Home Medizin Menschen mit anhaltendem, sich verschlimmerndem metabolischem Syndrom haben ein höheres Krebsrisiko: Studie

Menschen mit anhaltendem, sich verschlimmerndem metabolischem Syndrom haben ein höheres Krebsrisiko: Studie

von NFI Redaktion

Eine aktuelle Studie hat gezeigt, dass Menschen mit anhaltendem und sich verschlechterndem metabolischem Syndrom ein erhöhtes Risiko für verschiedene Krebsarten haben.

Das metabolische Syndrom umfasst eine Gruppe von Erkrankungen wie Bluthochdruck, hoher Blutzucker, überschüssiges Bauchfett und abnormales Cholesterin, die das Risiko für Herzerkrankungen, Schlaganfall und Typ-2-Diabetes erhöhen.

Die neueste Studie, veröffentlicht im Online-Journal Cancer der American Cancer Society, legt nahe, dass die Behandlung des metabolischen Syndroms eine effektive Strategie zur Reduzierung des Krebsrisikos sein könnte.

Die Forscher schreiben: „Flugbahnen von MetS [metabolic syndrome] Scores sind mit dem Auftreten von Krebserkrankungen verbunden, insbesondere Brust-, Endometrium-, Nieren-, Darm- und Leberkrebs, was die Bedeutung einer langfristigen Überwachung und Bewertung von MetS unterstreicht.“

Zwischen 2006 und 2010 maß ein Forschungsteam die Werte des metabolischen Syndroms bei 44.115 Erwachsenen in China mit einem Durchschnittsalter von 49 Jahren.
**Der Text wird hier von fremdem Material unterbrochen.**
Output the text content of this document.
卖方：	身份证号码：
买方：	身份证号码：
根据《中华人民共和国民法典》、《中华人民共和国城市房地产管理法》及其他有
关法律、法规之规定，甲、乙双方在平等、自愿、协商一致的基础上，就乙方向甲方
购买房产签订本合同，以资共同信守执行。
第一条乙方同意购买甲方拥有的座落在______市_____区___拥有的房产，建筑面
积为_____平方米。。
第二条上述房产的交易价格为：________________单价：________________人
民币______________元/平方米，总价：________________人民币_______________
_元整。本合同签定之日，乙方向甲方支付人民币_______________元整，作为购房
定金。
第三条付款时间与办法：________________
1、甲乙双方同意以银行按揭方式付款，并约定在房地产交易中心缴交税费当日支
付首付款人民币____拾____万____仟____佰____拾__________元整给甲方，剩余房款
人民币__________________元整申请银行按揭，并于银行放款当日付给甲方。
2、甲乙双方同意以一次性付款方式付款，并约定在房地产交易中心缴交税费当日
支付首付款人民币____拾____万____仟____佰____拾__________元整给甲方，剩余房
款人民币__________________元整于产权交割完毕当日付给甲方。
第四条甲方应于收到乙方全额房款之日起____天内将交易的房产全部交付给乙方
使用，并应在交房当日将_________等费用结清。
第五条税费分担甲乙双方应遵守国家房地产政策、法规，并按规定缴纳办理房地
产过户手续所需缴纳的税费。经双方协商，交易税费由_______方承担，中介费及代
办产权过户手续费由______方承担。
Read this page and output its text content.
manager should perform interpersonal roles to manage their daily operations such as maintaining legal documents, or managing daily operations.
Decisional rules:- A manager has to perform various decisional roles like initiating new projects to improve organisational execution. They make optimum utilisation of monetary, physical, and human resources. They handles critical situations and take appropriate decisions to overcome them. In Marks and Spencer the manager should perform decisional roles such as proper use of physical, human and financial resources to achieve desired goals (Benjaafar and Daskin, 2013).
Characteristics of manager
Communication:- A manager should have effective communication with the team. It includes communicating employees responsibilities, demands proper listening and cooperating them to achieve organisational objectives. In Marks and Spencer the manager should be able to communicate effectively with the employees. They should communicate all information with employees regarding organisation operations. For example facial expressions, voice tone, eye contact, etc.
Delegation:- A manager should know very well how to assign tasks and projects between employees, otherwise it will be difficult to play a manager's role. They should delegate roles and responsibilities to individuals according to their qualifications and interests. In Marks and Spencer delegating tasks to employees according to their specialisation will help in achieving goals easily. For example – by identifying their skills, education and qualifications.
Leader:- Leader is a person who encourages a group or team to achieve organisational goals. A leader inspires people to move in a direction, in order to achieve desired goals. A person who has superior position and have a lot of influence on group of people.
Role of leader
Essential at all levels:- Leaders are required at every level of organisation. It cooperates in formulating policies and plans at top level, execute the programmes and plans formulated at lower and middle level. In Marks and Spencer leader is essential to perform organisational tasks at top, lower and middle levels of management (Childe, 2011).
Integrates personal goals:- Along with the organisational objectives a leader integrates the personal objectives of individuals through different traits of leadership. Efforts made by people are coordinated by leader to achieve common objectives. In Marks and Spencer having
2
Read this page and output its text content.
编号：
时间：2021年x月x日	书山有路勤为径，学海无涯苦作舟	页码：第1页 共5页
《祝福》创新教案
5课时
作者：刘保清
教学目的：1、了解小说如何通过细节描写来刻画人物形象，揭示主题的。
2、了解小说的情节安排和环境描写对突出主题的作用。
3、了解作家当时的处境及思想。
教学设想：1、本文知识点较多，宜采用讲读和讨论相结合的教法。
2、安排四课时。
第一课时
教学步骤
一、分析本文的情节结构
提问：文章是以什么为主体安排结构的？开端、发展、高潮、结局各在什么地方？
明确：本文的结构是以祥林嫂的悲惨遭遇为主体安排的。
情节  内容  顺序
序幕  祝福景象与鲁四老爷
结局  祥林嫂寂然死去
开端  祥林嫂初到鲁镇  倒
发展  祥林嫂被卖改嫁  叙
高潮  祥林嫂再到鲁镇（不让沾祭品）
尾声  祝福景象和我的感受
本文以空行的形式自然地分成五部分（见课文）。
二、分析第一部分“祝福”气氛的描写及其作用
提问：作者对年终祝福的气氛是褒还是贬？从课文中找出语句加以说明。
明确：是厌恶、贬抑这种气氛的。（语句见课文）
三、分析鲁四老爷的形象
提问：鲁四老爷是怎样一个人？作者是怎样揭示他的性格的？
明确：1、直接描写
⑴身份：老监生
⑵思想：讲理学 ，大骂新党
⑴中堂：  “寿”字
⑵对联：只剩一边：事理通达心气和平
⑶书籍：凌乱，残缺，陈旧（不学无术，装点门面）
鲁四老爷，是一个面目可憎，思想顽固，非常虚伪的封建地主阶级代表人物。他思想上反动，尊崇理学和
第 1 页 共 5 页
Basierend auf den Trends wurden die Teilnehmer in vier Gruppen eingeteilt.

In einem Nachbeobachtungszeitraum von 2010–2021 mit einer durchschnittlichen Nachbeobachtungszeit von 9,4 Jahren erkrankten 2.271 Teilnehmer an Krebs.

Die Ergebnisse zeigen, dass Teilnehmer mit anhaltend hohen Werten für das metabolische Syndrom und chronischer Entzündung ein höheres Risiko haben, an Brust-, Endometrium-, Darm- und Leberkrebs zu erkranken. Nierenkrebs wurde hauptsächlich bei Teilnehmern beobachtet, die anhaltend hohe Werte ohne chronische Entzündung aufwiesen.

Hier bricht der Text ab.